Mostly, we go about our days thinking and noticing very little about our movement - we do what feels natural until something bothers us. Then, we squirm around a bit until the uncomfortable feeling passes.
Sometimes though, we want or need to change our movement. The thing is that movement is largely an unconscious process full of habits, old perceptions, and challenges of balance and tensions. So in reality, a lifetime of habits doesn’t change overnight.
Still, there are many ways to change movement and get some kind of result. Sometimes good, sometimes not so good. But to create a completely new expression of movement is a real art.
What your brain/ central nervous system does all the time:
First, before we move, we unconsciously predict and sense: Ourselves, our movement to come, and the environment we move in.
Then, we move, and perceive our senses to see if they match what we thought would happen.
If what we sense doesn't match our prediction, then a new movement may have happened and our brain and nervous system learns.
You go to grab a carton of milk from the fridge.
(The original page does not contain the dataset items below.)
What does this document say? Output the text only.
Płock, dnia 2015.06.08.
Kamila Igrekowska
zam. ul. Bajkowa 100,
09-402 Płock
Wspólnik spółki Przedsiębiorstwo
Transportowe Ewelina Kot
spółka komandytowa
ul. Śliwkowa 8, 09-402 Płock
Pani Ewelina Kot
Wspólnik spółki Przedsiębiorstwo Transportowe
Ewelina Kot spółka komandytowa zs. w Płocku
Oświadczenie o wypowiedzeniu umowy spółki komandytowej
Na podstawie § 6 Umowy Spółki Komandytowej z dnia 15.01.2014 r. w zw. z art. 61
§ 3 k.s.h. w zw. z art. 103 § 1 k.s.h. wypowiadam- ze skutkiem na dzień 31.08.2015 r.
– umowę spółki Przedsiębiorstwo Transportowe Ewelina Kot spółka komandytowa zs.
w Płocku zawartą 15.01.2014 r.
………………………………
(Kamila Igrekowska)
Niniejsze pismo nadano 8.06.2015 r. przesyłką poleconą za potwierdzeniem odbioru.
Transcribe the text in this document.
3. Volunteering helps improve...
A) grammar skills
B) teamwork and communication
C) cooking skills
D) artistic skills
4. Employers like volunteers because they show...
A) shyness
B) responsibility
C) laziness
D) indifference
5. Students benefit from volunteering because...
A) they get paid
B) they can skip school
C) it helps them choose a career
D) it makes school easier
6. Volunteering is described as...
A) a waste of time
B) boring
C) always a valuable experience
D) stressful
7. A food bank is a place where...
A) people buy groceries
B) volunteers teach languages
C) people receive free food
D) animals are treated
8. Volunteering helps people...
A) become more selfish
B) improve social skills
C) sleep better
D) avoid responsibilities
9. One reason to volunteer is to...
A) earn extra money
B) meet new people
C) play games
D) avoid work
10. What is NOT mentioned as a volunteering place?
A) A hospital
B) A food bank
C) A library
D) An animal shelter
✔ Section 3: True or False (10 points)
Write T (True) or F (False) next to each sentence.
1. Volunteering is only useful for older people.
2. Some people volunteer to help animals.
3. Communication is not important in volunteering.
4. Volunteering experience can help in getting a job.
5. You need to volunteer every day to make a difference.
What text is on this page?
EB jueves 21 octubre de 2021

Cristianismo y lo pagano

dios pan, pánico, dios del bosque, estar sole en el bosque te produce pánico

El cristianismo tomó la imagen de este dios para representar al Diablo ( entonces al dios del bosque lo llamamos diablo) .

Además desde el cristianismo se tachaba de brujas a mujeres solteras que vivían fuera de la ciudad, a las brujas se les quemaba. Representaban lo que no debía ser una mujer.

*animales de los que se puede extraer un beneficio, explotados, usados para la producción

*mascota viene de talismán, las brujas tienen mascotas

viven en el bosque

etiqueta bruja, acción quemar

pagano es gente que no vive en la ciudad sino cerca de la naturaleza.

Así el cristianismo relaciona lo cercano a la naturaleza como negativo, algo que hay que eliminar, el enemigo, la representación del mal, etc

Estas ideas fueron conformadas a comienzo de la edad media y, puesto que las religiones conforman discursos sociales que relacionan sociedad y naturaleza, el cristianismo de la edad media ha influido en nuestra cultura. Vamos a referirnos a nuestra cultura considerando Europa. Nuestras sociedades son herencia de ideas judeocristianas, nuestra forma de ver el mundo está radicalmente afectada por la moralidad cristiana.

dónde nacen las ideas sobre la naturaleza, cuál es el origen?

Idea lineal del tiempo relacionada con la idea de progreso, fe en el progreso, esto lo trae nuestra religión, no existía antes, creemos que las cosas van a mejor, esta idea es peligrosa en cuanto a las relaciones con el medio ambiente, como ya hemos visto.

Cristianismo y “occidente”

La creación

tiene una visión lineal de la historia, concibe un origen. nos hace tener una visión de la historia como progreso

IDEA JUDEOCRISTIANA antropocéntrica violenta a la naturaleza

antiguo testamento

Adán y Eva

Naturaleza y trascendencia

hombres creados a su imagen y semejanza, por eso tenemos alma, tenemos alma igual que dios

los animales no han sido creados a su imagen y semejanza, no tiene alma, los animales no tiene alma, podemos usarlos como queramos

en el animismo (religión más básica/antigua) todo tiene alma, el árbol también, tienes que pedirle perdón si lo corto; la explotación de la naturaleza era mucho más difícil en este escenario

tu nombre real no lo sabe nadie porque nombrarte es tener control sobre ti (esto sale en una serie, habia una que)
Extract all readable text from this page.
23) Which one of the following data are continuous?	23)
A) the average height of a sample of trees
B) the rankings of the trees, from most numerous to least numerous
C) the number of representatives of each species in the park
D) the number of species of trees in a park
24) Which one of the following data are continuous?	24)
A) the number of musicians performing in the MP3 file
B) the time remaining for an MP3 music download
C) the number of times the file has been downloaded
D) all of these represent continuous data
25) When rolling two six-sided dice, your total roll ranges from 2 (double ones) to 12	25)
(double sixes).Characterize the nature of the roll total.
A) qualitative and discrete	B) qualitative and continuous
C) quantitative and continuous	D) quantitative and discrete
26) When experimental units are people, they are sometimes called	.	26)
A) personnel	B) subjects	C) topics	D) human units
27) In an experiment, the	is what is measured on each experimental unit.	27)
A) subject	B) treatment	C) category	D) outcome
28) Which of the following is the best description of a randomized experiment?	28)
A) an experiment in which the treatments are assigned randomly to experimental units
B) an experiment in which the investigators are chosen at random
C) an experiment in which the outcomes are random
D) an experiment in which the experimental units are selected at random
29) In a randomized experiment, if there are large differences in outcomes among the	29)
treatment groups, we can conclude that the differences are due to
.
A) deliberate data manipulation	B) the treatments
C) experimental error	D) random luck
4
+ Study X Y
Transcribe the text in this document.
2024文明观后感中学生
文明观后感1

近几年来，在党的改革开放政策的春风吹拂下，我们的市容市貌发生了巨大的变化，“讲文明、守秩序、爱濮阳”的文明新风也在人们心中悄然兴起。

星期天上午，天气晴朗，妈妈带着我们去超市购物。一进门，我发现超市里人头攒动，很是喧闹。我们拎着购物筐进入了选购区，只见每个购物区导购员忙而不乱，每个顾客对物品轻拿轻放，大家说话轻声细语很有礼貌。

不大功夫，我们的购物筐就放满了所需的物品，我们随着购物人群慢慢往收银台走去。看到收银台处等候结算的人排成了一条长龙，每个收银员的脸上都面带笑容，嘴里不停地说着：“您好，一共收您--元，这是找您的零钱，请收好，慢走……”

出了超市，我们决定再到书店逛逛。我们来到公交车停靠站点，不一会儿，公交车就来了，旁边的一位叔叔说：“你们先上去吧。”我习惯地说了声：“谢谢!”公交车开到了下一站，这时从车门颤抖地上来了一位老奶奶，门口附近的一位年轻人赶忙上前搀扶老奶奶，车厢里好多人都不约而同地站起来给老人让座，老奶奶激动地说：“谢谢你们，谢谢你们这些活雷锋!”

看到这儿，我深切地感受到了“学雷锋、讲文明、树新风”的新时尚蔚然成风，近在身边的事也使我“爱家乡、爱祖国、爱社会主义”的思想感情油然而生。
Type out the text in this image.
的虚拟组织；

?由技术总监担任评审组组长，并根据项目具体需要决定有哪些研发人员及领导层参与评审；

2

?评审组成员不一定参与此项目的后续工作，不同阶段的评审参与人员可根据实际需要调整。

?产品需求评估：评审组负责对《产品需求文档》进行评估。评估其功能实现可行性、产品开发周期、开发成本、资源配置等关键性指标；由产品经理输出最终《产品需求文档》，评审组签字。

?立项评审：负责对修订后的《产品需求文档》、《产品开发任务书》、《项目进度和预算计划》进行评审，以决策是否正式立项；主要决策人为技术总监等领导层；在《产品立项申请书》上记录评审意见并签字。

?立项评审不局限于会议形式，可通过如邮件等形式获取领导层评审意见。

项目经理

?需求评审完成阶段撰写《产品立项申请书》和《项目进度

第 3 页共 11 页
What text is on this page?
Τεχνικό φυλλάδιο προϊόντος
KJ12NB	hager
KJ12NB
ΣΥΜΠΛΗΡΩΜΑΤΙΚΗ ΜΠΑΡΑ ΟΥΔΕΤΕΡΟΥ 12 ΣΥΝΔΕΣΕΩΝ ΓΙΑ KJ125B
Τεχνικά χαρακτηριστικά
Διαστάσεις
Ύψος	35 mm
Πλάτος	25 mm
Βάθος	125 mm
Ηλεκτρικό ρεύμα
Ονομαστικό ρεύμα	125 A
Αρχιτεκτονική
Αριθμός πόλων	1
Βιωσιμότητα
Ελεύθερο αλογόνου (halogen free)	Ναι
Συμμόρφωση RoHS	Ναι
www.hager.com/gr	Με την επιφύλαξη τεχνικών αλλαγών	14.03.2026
Your brain predicts it’s full and will require some more muscle tension to lift it up.
Turns out the carton was empty and wham! you lifted the carton way to fast with too much tension and hit the roof of the fridge. You now sense that this was too much power for how much you actually sense the carton weighs.
Your prediction didn’t match your senses so now your brain and nervous systems learns - and you use the appropriate amount of muscle tension to move the carton of milk smoothly out of the fridge.
A completely new movement is different that what we thought would happen. It’s a sensation that is different than our prediction. Otherwise it's something we already know, and it's not really new. So to create a truly new movement or action we have to be wrong about what we think will happen; wrong about what the movement will feel like.
The game is catch yourself making the guess unconsciously, then to make a decision to pause the guess… and let a new movement (or pattern of movement) show up on it's own.